Monday 15 August 2011

Ite, Missa Est

On this blog, in which posts are mostly triggered by distant memories of childhood, I've not written in any meaningful way about the role of religion in my upbringing. For a Pole, religion by default means Roman Catholicism, wherever he may be brought up in exile. Though theologians dare not call it so, Polish Catholicism is a very specific sub-set of the Church of Rome, with its Black Madonnas (Mario Królowo korony polskiej, módl się za nami) and national martyrology ("Boże, coś Polskę...").

My own childhood, however, was tinged with Catholicism but not the mainstream Polish sort. By virtue of the fact that we lived much closer to the (Irish) Catholic parish of St. Joseph the Worker than to the Polish church (Św. Andrzeja Boboli in Hammersmith), my family would alternate between the two, so my childhood view of Catholicism diverges from the usual Polish UK emigre experience. My First Holy Communion was at St Joseph's, the catechism book I learnt my prayers from was in English (well do I remember the colour illustrations of biblical stories); I was instructed by English-speaking (Irish) nuns. Yet my brother was christened at Andrzeja Boboli. I shall no doubt past again about the specifics of the Polish parish.

Above: I'm getting a signed reproduction of Leonardo's Last Supper as a souvenir of my First Holy Communion. Hanwell, spring, 1965.

The old St. Joseph's church reeked of incense. It was dark; its nooks and crannies filled with statues of saints, and of Jesus baring his exposed heart to one and all, or nailed, bleeding, to a cross - quite scary for a small child. Outside of Mass, the church resonated with silence; one's footsteps echoed around it.

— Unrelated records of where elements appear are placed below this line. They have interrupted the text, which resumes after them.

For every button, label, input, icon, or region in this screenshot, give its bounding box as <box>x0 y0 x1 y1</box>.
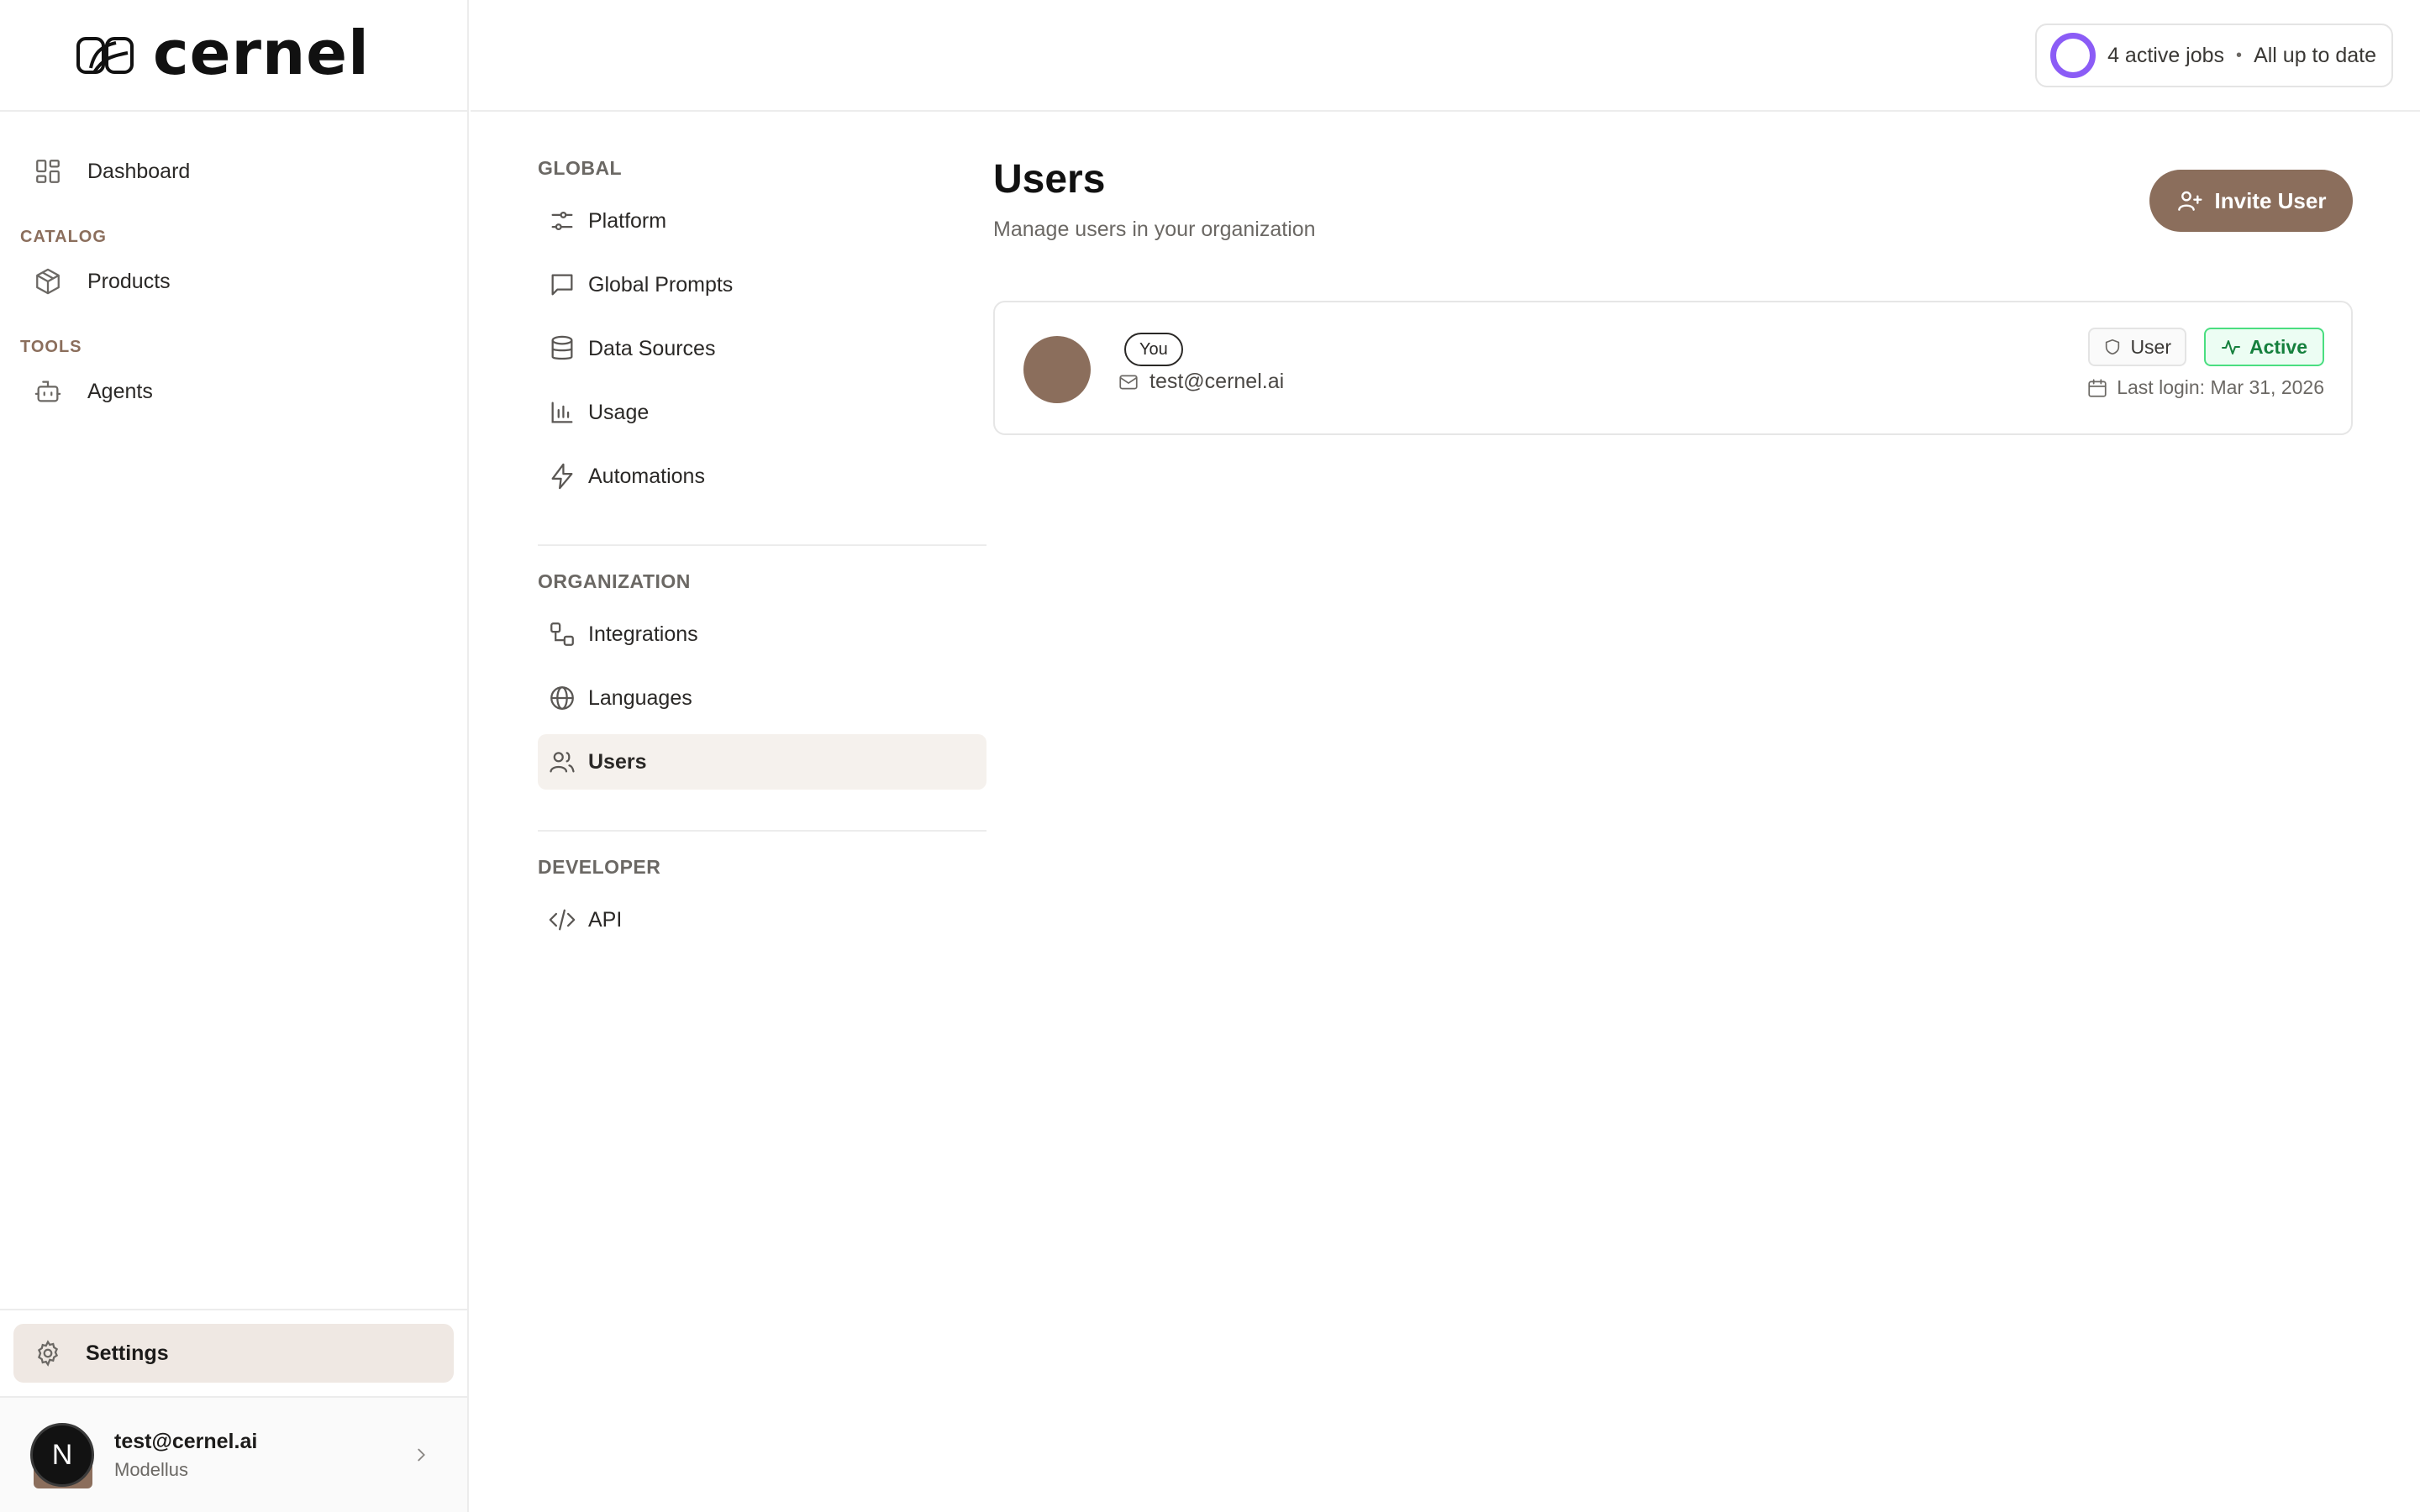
database-icon <box>551 335 573 360</box>
status-badge: Active <box>2203 328 2324 366</box>
nav-item-dashboard[interactable]: Dashboard <box>15 142 452 201</box>
users-icon <box>550 752 575 773</box>
zap-icon <box>551 463 573 490</box>
user-plus-icon <box>2177 191 2202 211</box>
mail-icon <box>1119 375 1138 389</box>
nav-item-label: Dashboard <box>87 159 191 183</box>
account-text: test@cernel.ai Modellus <box>114 1430 412 1481</box>
avatar: N <box>30 1423 94 1488</box>
nav-section-tools: TOOLS <box>20 338 82 356</box>
settings-item-label: Users <box>588 749 647 774</box>
page-title: Users <box>993 157 1106 202</box>
users-page: Users Manage users in your organization … <box>993 151 2353 435</box>
nav-item-label: Agents <box>87 379 153 403</box>
sliders-icon <box>551 211 573 231</box>
brand-name: cernel <box>153 17 370 88</box>
box-icon <box>36 268 60 295</box>
code-icon <box>549 909 576 931</box>
activity-icon <box>2221 340 2240 354</box>
integrations-icon <box>550 622 574 646</box>
message-square-icon <box>551 274 573 296</box>
jobs-status-button[interactable]: 4 active jobs • All up to date <box>2035 24 2393 87</box>
nav-item-settings[interactable]: Settings <box>13 1324 454 1383</box>
user-email-row: test@cernel.ai <box>1118 370 1284 394</box>
dashboard-icon <box>36 160 60 183</box>
cernel-logo-icon <box>76 36 134 74</box>
role-label: User <box>2130 335 2171 358</box>
settings-wrap: Settings <box>0 1309 467 1396</box>
app-root: cernel Dashboard CATALOG Products TOOLS <box>0 0 2420 1512</box>
page-subtitle: Manage users in your organization <box>993 217 1316 241</box>
calendar-icon <box>2088 378 2107 397</box>
bot-icon <box>34 381 61 402</box>
settings-item-automations[interactable]: Automations <box>538 449 986 504</box>
sidebar-footer: Settings N test@cernel.ai Modellus <box>0 1309 467 1512</box>
globe-icon <box>550 686 574 710</box>
settings-item-label: Automations <box>588 464 705 488</box>
user-card[interactable]: You test@cernel.ai User Active Last logi… <box>993 301 2353 435</box>
avatar-initial: N <box>30 1423 94 1487</box>
invite-user-label: Invite User <box>2214 187 2327 213</box>
shield-icon <box>2106 339 2120 355</box>
settings-item-languages[interactable]: Languages <box>538 670 986 726</box>
nav-section-catalog: CATALOG <box>20 228 107 246</box>
settings-section-global: GLOBAL <box>538 157 623 179</box>
sidebar: cernel Dashboard CATALOG Products TOOLS <box>0 0 469 1512</box>
settings-nav: GLOBAL Platform Global Prompts Data Sour… <box>538 151 986 948</box>
you-badge: You <box>1124 333 1183 366</box>
settings-item-label: Usage <box>588 400 650 424</box>
gear-icon <box>37 1340 59 1367</box>
main-nav: Dashboard CATALOG Products TOOLS Agents <box>0 112 467 421</box>
settings-item-label: Languages <box>588 685 692 710</box>
role-badge: User <box>2088 328 2186 366</box>
settings-section-developer: DEVELOPER <box>538 856 661 878</box>
avatar <box>1023 336 1091 403</box>
settings-item-label: Integrations <box>588 622 698 646</box>
logo-bar: cernel <box>0 0 467 112</box>
settings-item-label: Data Sources <box>588 336 716 360</box>
account-org: Modellus <box>114 1458 189 1480</box>
settings-label: Settings <box>86 1341 169 1365</box>
user-email: test@cernel.ai <box>1150 370 1285 393</box>
settings-section-organization: ORGANIZATION <box>538 570 691 592</box>
settings-item-label: API <box>588 907 623 932</box>
active-jobs-count: 4 active jobs <box>2107 43 2225 67</box>
chevron-right-icon <box>418 1448 425 1462</box>
sync-status: All up to date <box>2254 43 2376 67</box>
settings-item-usage[interactable]: Usage <box>538 385 986 440</box>
nav-item-agents[interactable]: Agents <box>15 362 452 421</box>
jobs-progress-ring-icon <box>2050 33 2096 78</box>
divider <box>538 830 986 832</box>
nav-item-label: Products <box>87 269 171 293</box>
nav-item-products[interactable]: Products <box>15 252 452 311</box>
settings-item-api[interactable]: API <box>538 892 986 948</box>
settings-item-global-prompts[interactable]: Global Prompts <box>538 257 986 312</box>
bar-chart-icon <box>551 402 573 423</box>
invite-user-button[interactable]: Invite User <box>2149 170 2353 232</box>
settings-item-label: Platform <box>588 208 667 233</box>
settings-item-platform[interactable]: Platform <box>538 193 986 249</box>
last-login-text: Last login: Mar 31, 2026 <box>2117 376 2324 398</box>
account-switcher[interactable]: N test@cernel.ai Modellus <box>0 1396 467 1512</box>
settings-item-integrations[interactable]: Integrations <box>538 606 986 662</box>
topbar: 4 active jobs • All up to date <box>471 0 2420 112</box>
account-email: test@cernel.ai <box>114 1429 258 1453</box>
settings-item-label: Global Prompts <box>588 272 734 297</box>
divider <box>538 544 986 546</box>
settings-item-data-sources[interactable]: Data Sources <box>538 321 986 376</box>
last-login-row: Last login: Mar 31, 2026 <box>2086 376 2324 399</box>
status-label: Active <box>2249 335 2307 358</box>
settings-item-users[interactable]: Users <box>538 734 986 790</box>
separator-dot: • <box>2236 45 2243 65</box>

Votive candles burned on black cast-iron framed holders that could accommodate 30 or so candles ('small candles 3d, large candles 6d'); when all were ablaze, they gave off much heat and light (pleasant on winter afternoons).

Above: not County Limerick, nor a suburb of Dublin - this is Hanwell, 1965. Note the hats, the clothes, the advert for Sunblest Bread, a branch of Halford Ltd, the sunshine. That's me in the foreground (face turned away from camera).

It was demolished and replaced by a new modern-style building in 1967. I remember when it was a building site, grey concrete pillars and scaffolding; I remember the first Masses in the new church.

In my childhood, Mass was said in Latin in both churches, which made me feel that the Catholic Church was one great, universal religion, and not splintered by nationalist divisions. "Dominus vobiscum" the priests, Irish or Polish, would intone. "Et cum spirito tuo", the faithful would respond. I still recall much of the Latin mass, and in a way am sorry that it has gone, a layer of mysticism and magic stripped away in a global trend of dumbing down.

By 1969, when I started at Gunnersbury Roman Catholic Grammar School for Boys, Mass was said in the vernacular. Father Gilligan and Father Doyle would celebrate Mass and Benediction in English. Months later, we moved to West Ealing, to worship at the Polish Catholic Centre (POK) on Courtfield Gardens. And here, Mass would be said in Polish.